ALMOST the entire landmass of Tasmania has been named Australia’s 15th “National Landscape” under a program to better market the nation’s most iconic ecotourism destinations.
Tasmania’s “Island Heritage” joined other recently redefined nature tourism regions, including the Wet Tropics, Australian Alps and Red Centre, being marketed overseas as Australia’s core National Landscapes.
The decision was announced in Tasmania by federal Environment Minister Tony Burke, and promised the state greater global exposure and potential tourism projects and infrastructure funds.
More than 40 per cent of Tasmania’s natural habitat is protected, and the island state is home to the Tarkine rainforest, Cradle Mountain and spectacular Wineglass Bay.

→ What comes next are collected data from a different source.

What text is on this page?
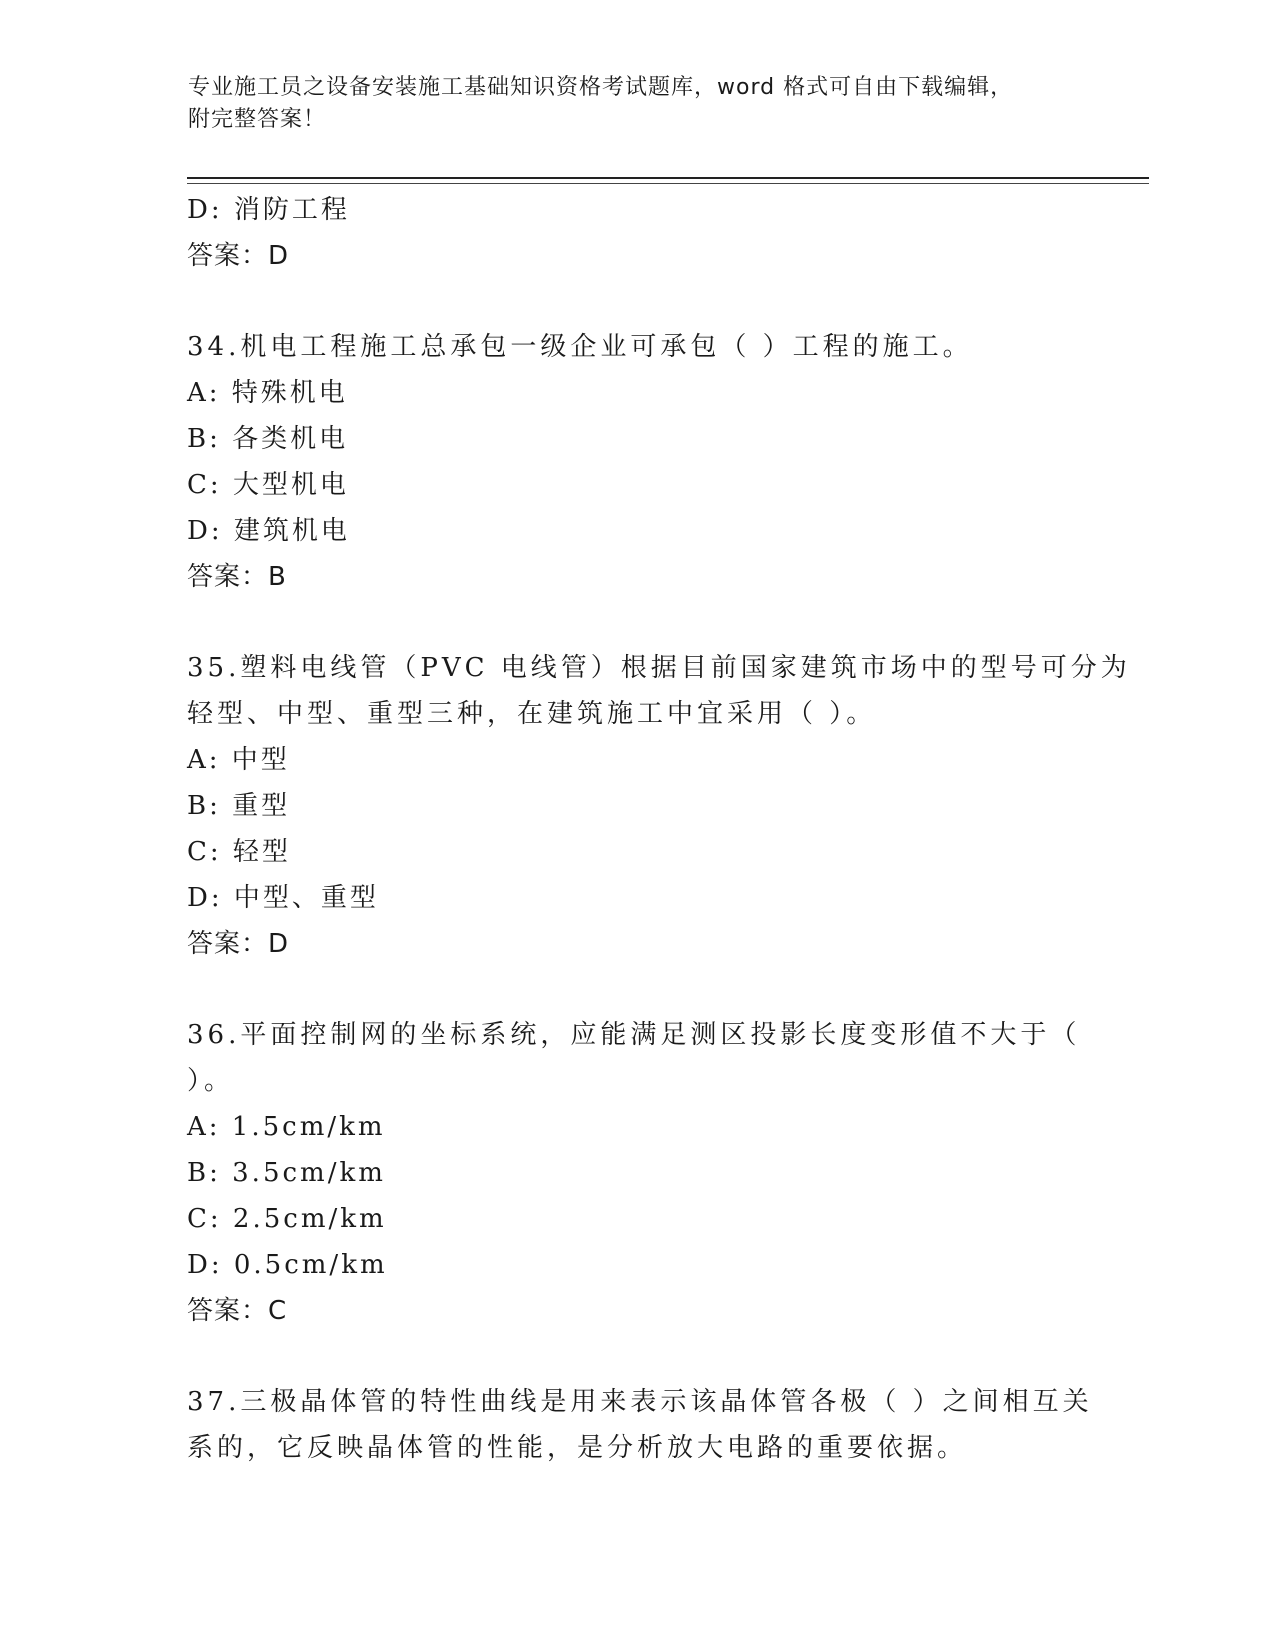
专业施工员之设备安装施工基础知识资格考试题库，word 格式可自由下载编辑，
附完整答案！
D: 消防工程
答案：D
34.机电工程施工总承包一级企业可承包（ ）工程的施工。
A: 特殊机电
B: 各类机电
C: 大型机电
D: 建筑机电
答案：B
35.塑料电线管（PVC 电线管）根据目前国家建筑市场中的型号可分为
轻型、中型、重型三种，在建筑施工中宜采用（ ）。
A: 中型
B: 重型
C: 轻型
D: 中型、重型
答案：D
36.平面控制网的坐标系统，应能满足测区投影长度变形值不大于（
）。
A: 1.5cm/km
B: 3.5cm/km
C: 2.5cm/km
D: 0.5cm/km
答案：C
37.三极晶体管的特性曲线是用来表示该晶体管各极（ ）之间相互关
系的，它反映晶体管的性能，是分析放大电路的重要依据。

Overseas visitors cite the natural environment as the key reason for holidaying in Australia, but there is concern that many are deterred by the myriad competing nature-based destinations.
Australia has more than 600 national parks. By grouping national parks and landscapes into a few, larger regions, the program tries to simplify the message and get tourist operators and conservation bodies working together.
“Nature is the primary driver attracting overseas visitors to Australia — the creation of these 15 iconic National Landscapes is central in assisting international travellers to explore our vast and fascinating country,” Mr Burke told The Australian.
“No matter how much money any country invests in built attractions, nothing can compare with our natural assets, which are some of most spectacular on earth. “Ecotourism is a wonderful way to preserve these environments, instilling in visitors an emotional connection with the landscape and a passion for its preservation.”
Much of Tasmania’s rural midlands and central northern coast has been left out, including Launceston and the Tamar Valley.